Quality Control and Fact-Checking
Still, carefully curating KG training materials won’t eliminate hallucinations. AI professionals can deploy other tools when building a model that we believe can lead to much more trustworthy outputs.
For example, knowledge-based reasoning can foster smarter prompting. This involves using KGs to generate prompts that are grounded in factual information and vetted sources. It provides the LLM with a more accurate and relevant starting point for generating its output.
Graph structure can also fact-check outcomes.
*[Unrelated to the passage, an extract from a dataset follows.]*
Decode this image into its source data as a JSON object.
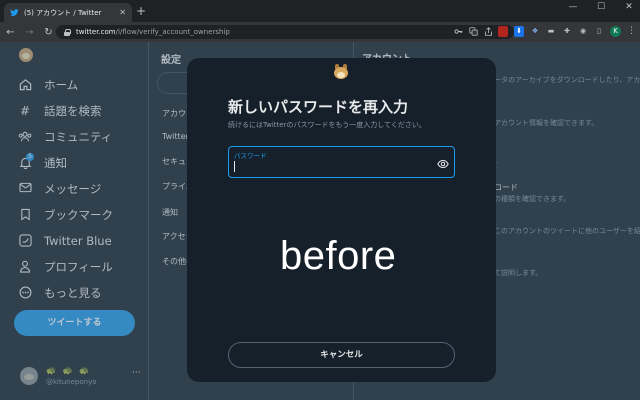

In fact, a well-designed graph structure can quantify the reliability of an LLM model’s output and can warn systems and/or human administrators of potential hallucinations.
Why Does This Matter for Investors?
For investment models, an AI-driven system must be designed for clearly defined goals. That requires combining different models and technologies for the targeted output, such as identifying securities that may benefit or underperform because of an event that affects an industry. While nontechnological investors may not fully understand how the models work, it’s important to ask a portfolio manager that uses AI to explain in plain English how the models form a coherent architecture that supports the investment strategy.
With the right combination of techniques, we believe hallucinations can be dramatically curbed in an AI model. Greater accuracy is the cornerstone of an AI investing brain, which can be designed to search beyond traditional data sources and quantitative strategies for attractive investments across asset classes, unhindered by human behavioral biases.
In a world of increasing uncertainty and rapid change, investors seeking to capitalize on the AI revolution need conviction that the technology isn’t delusional. By combining LLMs with focused KGs and incorporating thorough risk-control mechanisms, systematic sanity checks can be applied to ensure that an AI-driven investing model is firmly rooted in a world of real opportunity.
The views expressed herein do not constitute research, investment advice or trade recommendations and do not necessarily represent the views of all AB portfolio-management teams. Views are subject to change over time.